Select Resources Faces Lawsuit Over Auto Dialer Accusations
Last Updated on June 27, 2017
Select Resources Group has become the latest in a long line of companies to face legal action over alleged Telephone Consumer Protection Act violations. The TCPA governs how and when companies can contact consumers via telephones, cell phones and e-mail, and imposes fines for every infraction. The Act requires that companies have explicit permission from a consumer before they can send unsolicited messages, and forbids the use of auto dialers.
Companies have been less than proactive in ensuring they stay on the right side of the law.
Select Resources, a debt collection company, is facing a lawsuit over one California resident’s claims that he was contacted in July by an automated system. The plaintiff, Nabil Abouriche, says he never gave his number to the company and never gave permission for them to contact him. According to the complaint, no business relationship has ever existed between Abouriche and Select Resources.

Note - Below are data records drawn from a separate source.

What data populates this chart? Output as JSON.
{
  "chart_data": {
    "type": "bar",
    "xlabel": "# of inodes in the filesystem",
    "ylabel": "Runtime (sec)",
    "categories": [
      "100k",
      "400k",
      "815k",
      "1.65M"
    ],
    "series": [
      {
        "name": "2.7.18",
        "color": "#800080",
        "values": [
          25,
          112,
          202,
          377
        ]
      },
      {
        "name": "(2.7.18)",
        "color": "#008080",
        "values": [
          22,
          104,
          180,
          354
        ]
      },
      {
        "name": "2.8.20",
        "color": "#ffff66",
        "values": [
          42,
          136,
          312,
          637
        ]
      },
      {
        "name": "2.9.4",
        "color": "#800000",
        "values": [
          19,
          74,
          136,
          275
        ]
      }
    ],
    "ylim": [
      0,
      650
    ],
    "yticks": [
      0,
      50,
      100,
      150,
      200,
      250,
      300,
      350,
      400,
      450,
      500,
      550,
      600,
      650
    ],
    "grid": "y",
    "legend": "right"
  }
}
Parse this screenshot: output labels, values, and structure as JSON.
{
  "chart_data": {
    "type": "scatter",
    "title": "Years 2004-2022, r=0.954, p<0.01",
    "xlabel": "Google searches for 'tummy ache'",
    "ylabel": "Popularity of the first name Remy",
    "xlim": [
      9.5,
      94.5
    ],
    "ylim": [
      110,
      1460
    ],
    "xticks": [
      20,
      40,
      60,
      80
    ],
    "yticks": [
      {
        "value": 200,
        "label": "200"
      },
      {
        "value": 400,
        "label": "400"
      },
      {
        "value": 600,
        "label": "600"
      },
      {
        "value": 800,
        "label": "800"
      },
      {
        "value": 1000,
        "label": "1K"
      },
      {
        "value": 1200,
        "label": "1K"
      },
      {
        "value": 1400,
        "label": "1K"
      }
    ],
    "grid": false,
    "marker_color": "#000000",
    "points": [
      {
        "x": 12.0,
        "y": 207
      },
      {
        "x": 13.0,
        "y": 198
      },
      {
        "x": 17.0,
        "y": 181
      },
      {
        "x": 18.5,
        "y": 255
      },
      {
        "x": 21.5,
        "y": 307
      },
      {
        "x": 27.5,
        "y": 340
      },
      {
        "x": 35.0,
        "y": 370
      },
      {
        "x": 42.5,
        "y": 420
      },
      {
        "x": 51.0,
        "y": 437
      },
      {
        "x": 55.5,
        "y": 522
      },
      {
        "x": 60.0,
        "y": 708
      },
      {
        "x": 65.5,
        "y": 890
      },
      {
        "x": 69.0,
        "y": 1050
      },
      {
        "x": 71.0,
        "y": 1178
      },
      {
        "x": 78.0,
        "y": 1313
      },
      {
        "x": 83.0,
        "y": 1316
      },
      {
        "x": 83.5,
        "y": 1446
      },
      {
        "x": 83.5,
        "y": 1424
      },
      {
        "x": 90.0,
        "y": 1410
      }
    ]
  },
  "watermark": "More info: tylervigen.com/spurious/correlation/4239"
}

The calls also violated privacy and increased the cost of his phone bill, the complaint says. As such, the suit is seeking statutory damages for negligent violations of the TCPA of $500 per message and knowing or willful violations of the TCPA of $1500 per message.
The size of the potential class membership is not currently known, though the complaint notes that the plaintiff believes the numbers of consumers who have received automatic messages from Select Recourses could be in the hundreds of thousands. The suit also claims that without a class action lawsuit, violations by Social Resources could continue unabated.
The Telephone Consumer Protection Act was first passed in 1991 and has since faced substantial revision to bring it in line with modern technology. Text messages, e-mails and phone calls are all tightly controlled, and the Federal Communications Commission, which oversees TCPA enforcement, will begin imposing far stricter controls in October 2013. The largest change comes with the FCC’s definition of ‘consent.’ While the current rules have generally seen a consumer’s business relationship with a company as grounds for communication, the new interpretation will require written and explicit opt-ins from individuals before companies can send them marketing materials. It’s a big swing in consumers’ favor, and will more than likely lead to an increase in TCPA lawsuits. The updated guidelines were published in June 2012, giving companies more than a year to adjust their policies. However, as Select Resources’ case shows, companies have been less than proactive in ensuring they stay on the right side of the law.
The case is Abouriche v. Select Resource Group LLC, case number: 3:13-cv-02056, in the U.S. District Court for the Southern District of California.